Osmanlı ordusunun politikaya karışması 1876 yılından sonra önü alınmaz bir hâle gelmiş, ilk defa subaylarda başlayan bu hal, 1908 yılından sonra bütün
orduya sirayet etmiş ve neticede Babıâli Baskını, Balkan Harbi üniformaların siyaset meydanlarına asılmasına sebep olmuştur (Özdağ, 1991, s.88).
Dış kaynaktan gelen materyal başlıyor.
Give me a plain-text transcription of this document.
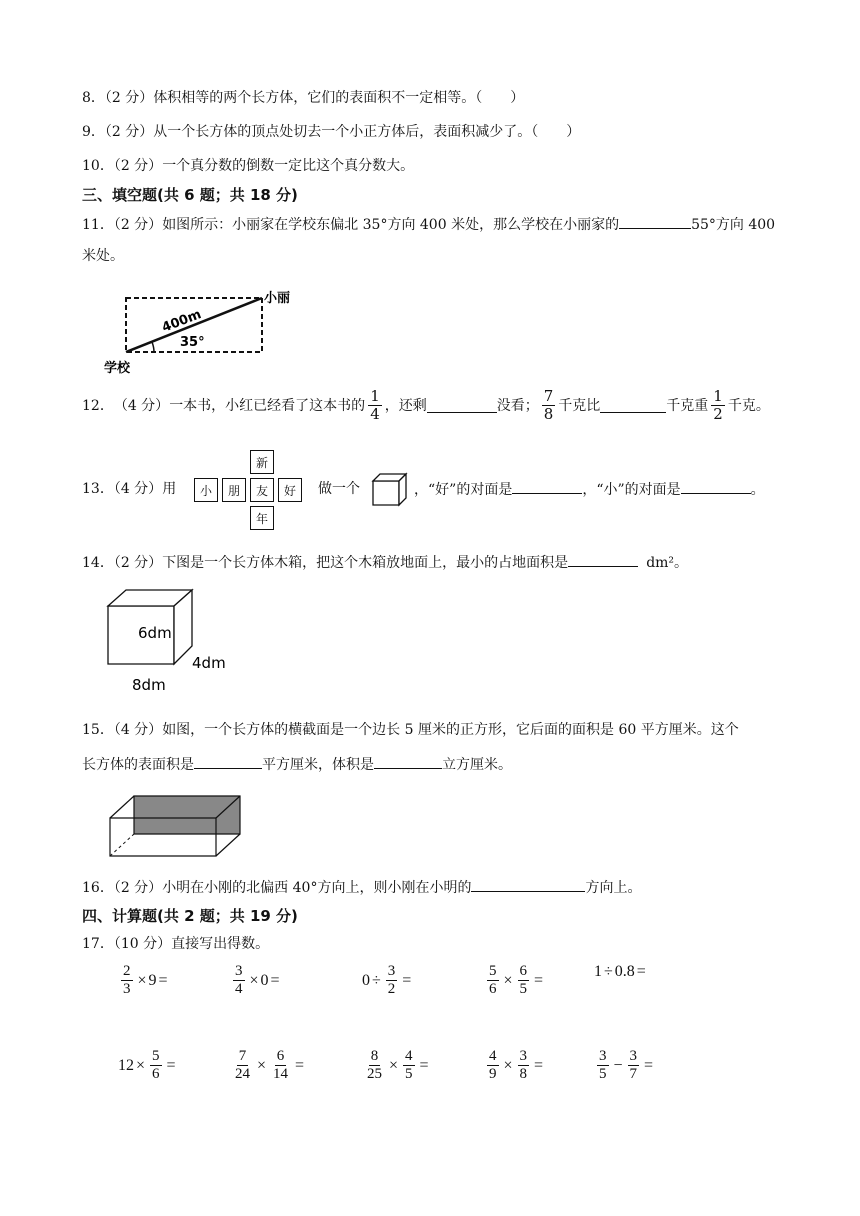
8．（2 分）体积相等的两个长方体，它们的表面积不一定相等。（　　）
9．（2 分）从一个长方体的顶点处切去一个小正方体后，表面积减少了。（　　）
10．（2 分）一个真分数的倒数一定比这个真分数大。
三、填空题(共 6 题；共 18 分)
11．（2 分）如图所示：小丽家在学校东偏北 35°方向 400 米处，那么学校在小丽家的	55°方向 400
米处。
小丽
学校
400m
35°
12． （4 分） 一本书，小红已经看了这本书的 $\frac{1}{4}$ ，还剩	没看； $\frac{7}{8}$ 千克比	千克重 $\frac{1}{2}$ 千克。
13．（4 分）用
新
小	朋	友	好
年
做一个	，“好”的对面是	，“小”的对面是	。
14．（2 分）下图是一个长方体木箱，把这个木箱放地面上，最小的占地面积是	dm²。
6dm
4dm
8dm
15．（4 分）如图，一个长方体的横截面是一个边长 5 厘米的正方形，它后面的面积是 60 平方厘米。这个
长方体的表面积是	平方厘米，体积是	立方厘米。
16．（2 分）小明在小刚的北偏西 40°方向上，则小刚在小明的	方向上。
四、计算题(共 2 题；共 19 分)
17．（10 分）直接写出得数。
$\frac{2}{3} \times 9$ =	$\frac{3}{4} \times 0$ =	$0 \div \frac{3}{2}$ =	$\frac{5}{6} \times \frac{6}{5}$ =	1 ÷ 0.8 =
$12 \times \frac{5}{6}$ =	$\frac{7}{24} \times \frac{6}{14}$ =	$\frac{8}{25} \times \frac{4}{5}$ =	$\frac{4}{9} \times \frac{3}{8}$ =	$\frac{3}{5} - \frac{3}{7}$ =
Osmanlı İmparatorluğu’ndan Cumhuriyet’e devreden en örgütlü ve güçlü kurumun ordu olduğunu söyleyebiliriz (Hongur, 2006, s.19). Özellikle Kurtuluş
Savaşı’nı örgütleyen, Cumhuriyeti ilan eden ve Türk Devletini kendileri tarafından belirlenen ilkeler doğrultusunda yeniden yapılandıran kadrolarının asker ya da asker kökenli (Demirel, 2004, s.360) olması, TSK’nın Cumhuriyetin ilan edilmesinde etkin bir konumda bulunması, rejimi koruma ve kollama görevini daima kendisinde görmesi, modernleşme çalışmalarının başladığı ilk kurumun ordu olması, ordunun sahip olduğu tarihi ve kültürel miras ordunun siyasi özerkliğini beraberinde getirmiş olmakla beraber Cumhuriyet’in ve Osmanlı mirası üzerine kurulan yeni Türk Devleti’nin siyasi boşlukları daima ordu mensupları tarafından doldurulmuştur.
Cumhuriyetin kuruluşundan sonra çıkarılan yasa ile ordu mensuplarına siyasetin yasaklanması, ordunun siyasetteki etkililiğini sınırlamak ya da sona erdirmek
amacını taşımaktan uzaktır (Hongur, 2006, s.19). Kurtuluş Kayalı’nın, “Atatürk’ün padişahlığın kaldırılmasını öneren ve sonra tadil edilerek kanunlaşan tasarının meclis komisyonun da görüşülmesi sırasında söylediği, “Burada toplananlar, Meclis ve herkes meseleyi tabii olarak karşılarsa, sanırım ki uygun olur. Aksi takdirde, yine gerçek, usulüne uygun olarak ifade edilecektir. Fakat belki de bazı kafalar kesilecektir” (Kayalı, 2012, s.40-41) şeklindeki açıklaması yine güvenilen gücün ordu olduğunu göstermektedir. Bunun yanında ordunun kendi içindeki gücünden almış olduğu özerklik sayesinde sivil hükümet içerisindeki boşluklara yine kendi adamlarını yerleştirme politikası, önemli makamlarda bulunan kişileri istifa ettirme ve o makamlara kendi adamlarını atama politikası ordunun Cumhuriyet sonrası ordu-siyaset ilişkisi açışından oldukça önemlidir.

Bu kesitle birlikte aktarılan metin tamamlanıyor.